Malaysia - South Africa Tax Treaty
GOVERNMENT NOTICE
SOUTH AFRICAN REVENUE SERVICE
No. 257
29 March 2012
INCOME TAX ACT, 1962
PROTOCOL AMENDING THE AGREEMENT BETWEEN THE GOVERNMENT OF THE REPUBLIC OF SOUTH AFRICA AND THE GOVERNMENT OF MALAYSIA FOR THE AVOIDANCE OF DOUBLE TAXATION AND THE PREVENTION OF FISCAL EVASION WITH RESPECT TO TAXES ON INCOME, SIGNED AT PRETORIA ON 26 JULY 2005
In terms of section 108(2) of the Income Tax Act, 1962 (Act No 58 of 1962), read in conjunction with section 231(4) of the Constitution of the Republic of South Africa, 1996 (Act No 108 of 1996), it is hereby notified that the Protocol amending the Agreement for the avoidance of double taxation and the prevention of fiscal evasion with respect to taxes on income set out in the Schedule to this Notice has been entered into with the Government of Malaysia and has been approved by Parliament in terms of section 231(2) of the Constitution. It is further notified in terms of Article II of the Agreement that the date of entry into force is 6 March 2012.
PROTOCOL AMENDING THE AGREEMENT BETWEEN THE GOVERNMENT OF THE REPUBLIC OF SOUTH AFRICA AND THE GOVERNMENT OF MALAYSIA FOR THE AVOIDANCE OF DOUBLE TAXATION AND THE PREVENTION OF FISCAL EVASION WITH RESPECT TO TAXES ON INCOME, SIGNED AT PRETORIA ON 26 JULY 2005
PREAMBLE The Government of the Republic of South Africa and the Government of Malaysia; DESIRING to amend the Agreement for the avoidance of double taxation and the prevention of fiscal evasion with respect to taxes on income, with Protocol, signed at Pretoria, on 26 July 2005 (hereinafter referred to as "the Agreement");
HAVE AGREED AS FOLLOWS:
ARTICLE I
Article 26 of the Agreement shall be deleted and replaced by the following: “ARTICLE 26
EXCHANGE OF INFORMATION
The competent authorities of the Contracting States shall exchange such information as is foreseeably relevant for carrying out the provisions of this Agreement or to the administration or enforcement of the domestic laws concerning taxes of every kind and description imposed on behalf of the Contracting States, or of their political subdivisions or local authorities, in so far as the taxation thereunder is not contrary to the Agreement. The exchange of information is not restricted by Articles 1 and 2.

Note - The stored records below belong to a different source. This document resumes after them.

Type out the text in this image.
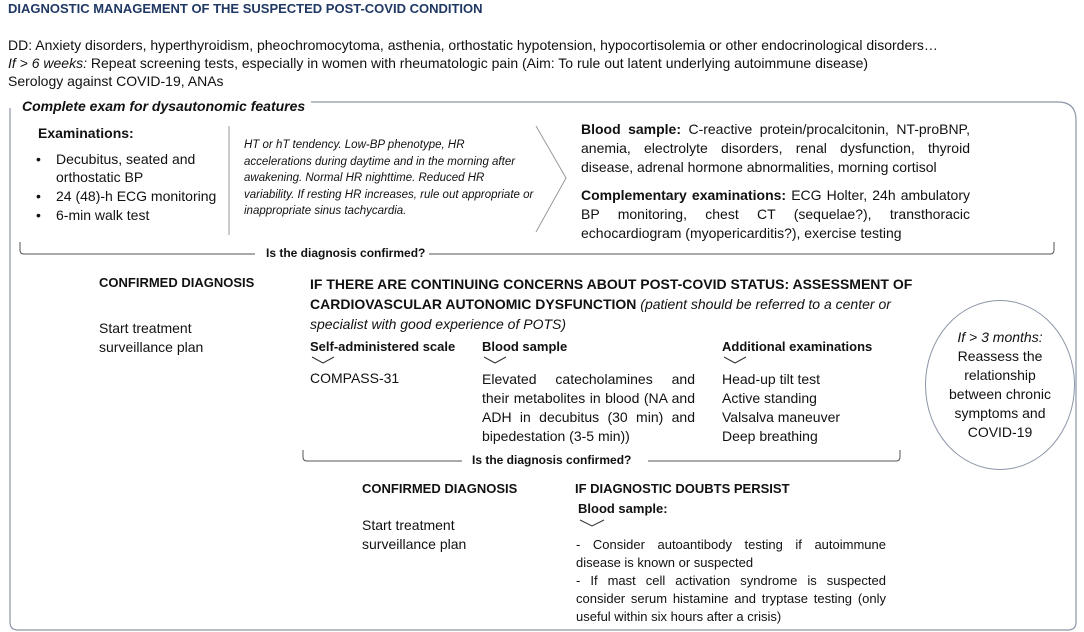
DIAGNOSTIC MANAGEMENT OF THE SUSPECTED POST-COVID CONDITION
DD: Anxiety disorders, hyperthyroidism, pheochromocytoma, asthenia, orthostatic hypotension, hypocortisolemia or other endocrinological disorders…
If > 6 weeks: Repeat screening tests, especially in women with rheumatologic pain (Aim: To rule out latent underlying autoimmune disease)
Serology against COVID-19, ANAs
Complete exam for dysautonomic features
Examinations:
• Decubitus, seated and orthostatic BP
• 24 (48)-h ECG monitoring
• 6-min walk test
HT or hT tendency. Low-BP phenotype, HR accelerations during daytime and in the morning after awakening. Normal HR nighttime. Reduced HR variability. If resting HR increases, rule out appropriate or inappropriate sinus tachycardia.
Blood sample: C-reactive protein/procalcitonin, NT-proBNP, anemia, electrolyte disorders, renal dysfunction, thyroid disease, adrenal hormone abnormalities, morning cortisol
Complementary examinations: ECG Holter, 24h ambulatory BP monitoring, chest CT (sequelae?), transthoracic echocardiogram (myopericarditis?), exercise testing
Is the diagnosis confirmed?
CONFIRMED DIAGNOSIS
Start treatment surveillance plan
IF THERE ARE CONTINUING CONCERNS ABOUT POST-COVID STATUS: ASSESSMENT OF CARDIOVASCULAR AUTONOMIC DYSFUNCTION (patient should be referred to a center or specialist with good experience of POTS)
Self-administered scale
COMPASS-31
Blood sample
Elevated catecholamines and their metabolites in blood (NA and ADH in decubitus (30 min) and bipedestation (3-5 min))
Additional examinations
Head-up tilt test
Active standing
Valsalva maneuver
Deep breathing
Is the diagnosis confirmed?
CONFIRMED DIAGNOSIS
Start treatment surveillance plan
IF DIAGNOSTIC DOUBTS PERSIST
Blood sample:
- Consider autoantibody testing if autoimmune disease is known or suspected
- If mast cell activation syndrome is suspected consider serum histamine and tryptase testing (only useful within six hours after a crisis)
If > 3 months:
Reassess the relationship between chronic symptoms and COVID-19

Any information received under paragraph 1 by a Contracting State shall be treated as secret in the same manner as information obtained under the domestic laws of that State and shall be disclosed only to persons or authorities (including courts and administrative bodies) concerned with the assessment or collection of, the enforcement or prosecution in respect of, the determination of appeals in relation to the taxes referred to in paragraph 1, or the oversight of the above. Such persons or authorities shall use the information only for such purposes. They may disclose the information in public court proceedings or in judicial decisions.
In no case shall the provisions of paragraphs 1 and 2 be construed so as to impose on a Contracting State the obligation: (a)
to carry out administrative measures at variance with the laws and administrative practice of that or of the other Contracting State;
(b)
to supply information which is not obtainable under the laws or in the normal course of the administration of that or of the other Contracting State;
(c)
to supply information which would disclose any trade, business, industrial, commercial or professional secret or trade process, or information, the disclosure of which would be contrary to public policy (ordre public).
If information is requested by a Contracting State in accordance with this Article, the other Contracting State shall use its information gathering measures to obtain the requested information, even though that other State may not need such information for its own tax purposes. The obligation contained in the preceding sentence is subject to the limitations of paragraph 3 but in no case shall such limitations be construed to permit a Contracting State to decline to supply information solely because it has no domestic interest in such information.
In no case shall the provisions of paragraph 3 be construed to permit a Contracting State to decline to supply information solely because the information is held by a bank, other financial institution, nominee or person acting in an agency or a fiduciary capacity or because it relates to ownership interests in a person.”
ARTICLE II
Each Contracting State shall notify the other in writing, through the diplomatic channel, of the completion of the procedures required by its laws for the bringing into force of this Protocol. The Protocol shall enter into force on the date of the later of these notifications.
ARTICLE III
This Protocol, which shall form an integral part of the Agreement, shall remain in force as long as the Agreement remains in force and shall apply as long as the Agreement itself is applicable.
IN WITNESS WHEREOF the undersigned, being duly authorized thereto by their respective Governments, have signed and sealed this Protocol in duplicate in the English and Malay languages, both texts being equally authentic. In the event of there being a dispute in the interpretation or the application of this Protocol, the English text shall prevail. DONE at Pretoria on this 5th day of April 2011.